La escucha de cuentos como puerta de entrada a la lectura

Contar cuentos a las y los más pequeños es uno de los hábitos más antiguos e imbatibles en materia de crianza. Más allá de los cambios en los ritmos y estilos de vida, de los avances tecnológicos y la proliferación de pantallas, los cuentos antes de dormir siguen siendo cotidianos en muchos hogares en todo el mundo. Los audiolibros permiten potenciar el fenómeno, así como extender los beneficios de la lectura en voz alta y la escucha literaria más allá de la infancia.

Para los más pequeños, oír un relato literario en voz alta estimula la adquisición temprana del lenguaje, amplía el vocabulario y fomenta el gusto por la lectura. Si la narración llega desde una voz familiar, potencia además el vínculo afectivo. Todo esto puede multiplicarse mediante el recurso de los audiolibros. De hecho, su uso no interrumpe ni altera el proceso de aprendizaje de la lectoescritura sino al contrario: lo impulsa.

“Lo primero que hay que saber es que escuchar audiolibros no es ‘hacer trampa’. El principal propósito de leer es obtener información. No importa cuál sea la vía por donde llegue la información al cerebro”, respondió Jamie Martin, especialista en
tecnología de asistencia en New England Assistive Technology Center (NEAT) en Hartford, Connecticut, al ser consultado sobre el uso de audiolibros en casos de niños con dificultades para aprender a leer y escribir. Y agregó que en esta etapa muchos chicos centran su atención en pronunciar las palabras, más que en entender lo que están diciendo. “Los audiolibros pueden eliminar la necesidad de decodificar de manera que se pueda enfocar en el significado”, remarcó el analista, dando cuenta del gran complemento entre lectura y escucha literaria.

En el mismo sentido apuntaron los resultados del estudio “Lectura de niños y jóvenes en 2019”, realizado por el Fondo Nacional de Alfabetización (National Literacy Trust) en el Reino Unido. Sobre 56.906 niños y jóvenes de entre 9 y 18 años encuestados, se concluyó que los audiolibros facilitan que niñas y niños accedan a la lectura por sí solos.

Desde la Universidad de Salamanca, en España, Araceli García Rodríguez y Raquel Gómez Díaz, autoras de “¿Leer con los oídos?: audiolibros y literatura infantil y juvenil” (2019), analizaron los beneficios del uso de audiolibros en el ámbito educativo, donde funciona como complemento de la lectura tradicional en papel. Destacaron que entre los más pequeños este hábito ayuda a prestar atención, potencia la experiencia de emocionarse gracias a los matices de la voz, así como fomenta el desarrollo de la actividad cognitiva mediante la creación de imágenes mentales en función de la escucha.

Para los adultos, también

Aunque súper instalada y firme ante el paso del tiempo, la práctica de la lectura de cuentos en la infancia suele interrumpirse cuando los niños comienzan a leer solos con fluidez, o simplemente cuando crecen. Pero atención: el hábito de oír relatos literarios en voz alta aporta múltiples beneficios también entre los mayores. Por eso, especialistas apuntan a los audiolibros como herramienta para retomar esta costumbre en la vida adulta.

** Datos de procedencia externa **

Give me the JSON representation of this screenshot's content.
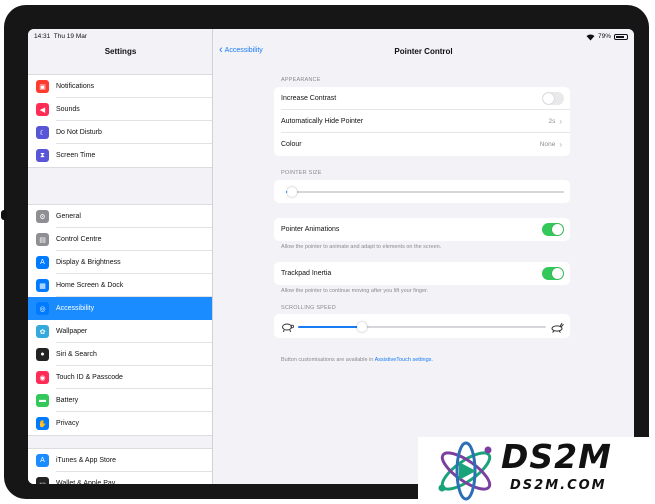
{
  "status": {
    "time": "14:31",
    "date": "Thu 19 Mar",
    "battery": "79%"
  },
  "sidebar": {
    "title": "Settings",
    "groups": [
      {
        "items": [
          {
            "label": "Notifications",
            "icon": "notifications-icon",
            "color": "#ff3b30"
          },
          {
            "label": "Sounds",
            "icon": "sounds-icon",
            "color": "#ff2d55"
          },
          {
            "label": "Do Not Disturb",
            "icon": "moon-icon",
            "color": "#5856d6"
          },
          {
            "label": "Screen Time",
            "icon": "hourglass-icon",
            "color": "#5856d6"
          }
        ]
      },
      {
        "items": [
          {
            "label": "General",
            "icon": "gear-icon",
            "color": "#8e8e93"
          },
          {
            "label": "Control Centre",
            "icon": "control-centre-icon",
            "color": "#8e8e93"
          },
          {
            "label": "Display & Brightness",
            "icon": "display-icon",
            "color": "#007aff"
          },
          {
            "label": "Home Screen & Dock",
            "icon": "home-screen-icon",
            "color": "#007aff"
          },
          {
            "label": "Accessibility",
            "icon": "accessibility-icon",
            "color": "#007aff",
            "selected": true
          },
          {
            "label": "Wallpaper",
            "icon": "wallpaper-icon",
            "color": "#34aadc"
          },
          {
            "label": "Siri & Search",
            "icon": "siri-icon",
            "color": "#222222"
          },
          {
            "label": "Touch ID & Passcode",
            "icon": "fingerprint-icon",
            "color": "#ff2d55"
          },
          {
            "label": "Battery",
            "icon": "battery-icon",
            "color": "#34c759"
          },
          {
            "label": "Privacy",
            "icon": "hand-icon",
            "color": "#007aff"
          }
        ]
      },
      {
        "items": [
          {
            "label": "iTunes & App Store",
            "icon": "app-store-icon",
            "color": "#1a8cff"
          },
          {
            "label": "Wallet & Apple Pay",
            "icon": "wallet-icon",
            "color": "#222222"
          }
        ]
      }
    ]
  },
  "detail": {
    "back_label": "Accessibility",
    "title": "Pointer Control",
    "appearance_header": "APPEARANCE",
    "increase_contrast": {
      "label": "Increase Contrast",
      "on": false
    },
    "auto_hide": {
      "label": "Automatically Hide Pointer",
      "value": "2s"
    },
    "colour": {
      "label": "Colour",
      "value": "None"
    },
    "pointer_size_header": "POINTER SIZE",
    "pointer_size_value": 0.02,
    "pointer_animations": {
      "label": "Pointer Animations",
      "on": true,
      "note": "Allow the pointer to animate and adapt to elements on the screen."
    },
    "trackpad_inertia": {
      "label": "Trackpad Inertia",
      "on": true,
      "note": "Allow the pointer to continue moving after you lift your finger."
    },
    "scrolling_speed_header": "SCROLLING SPEED",
    "scrolling_speed_value": 0.26,
    "footer_prefix": "Button customisations are available in ",
    "footer_link": "AssistiveTouch settings."
  },
  "watermark": {
    "brand": "DS2M",
    "domain": "DS2M.COM"
  }
}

En su libro La hora encantada (The Enchanted Hour, Harper, 2019), la autora Meghan Cox Gurdon lo explicó así: “Sería un error relegar la lectura en voz alta tan solo al territorio de la infancia. Los adolescentes y adultos a quienes se les lee no reciben tanta atención por parte de la comunidad científica, pero es incuestionable que también se benefician de ello intelectual, emocional, literaria e incluso espiritualmente”. Según Cox, “para los exhaustos adultos de mediana edad, cuya atención está en mil sitios, tomarse tiempo para leer en voz alta puede ser como aplicar una loción calmante en el alma. Para los más mayores, sus efectos pueden ser consoladores y vigorizantes, como tomarse un tónico reconstituyente o una medicina”. Por todo esto tanto la lectura en voz alta como la escucha de literatura leída por otras voces son importantes no sólo en la niñez.

En palabras de Juan Mata Anaya, presidente de la asociación española Entrelibros, “es un placer escuchar a otros hablar, leer, interpretar… Es un placer primario. Nuestro cerebro fue antes oyente que lector, y el poder seductor de la voz es inmenso. Además, la lectura en voz alta de un texto le otorga un significado que a veces no se
manifiesta cuando se lee en silencio”.

“Es un placer escuchar a otros hablar, leer, interpretar… Es un placer primario.
Nuestro cerebro fue antes oyente que lector, y el poder seductor de la voz es inmenso”.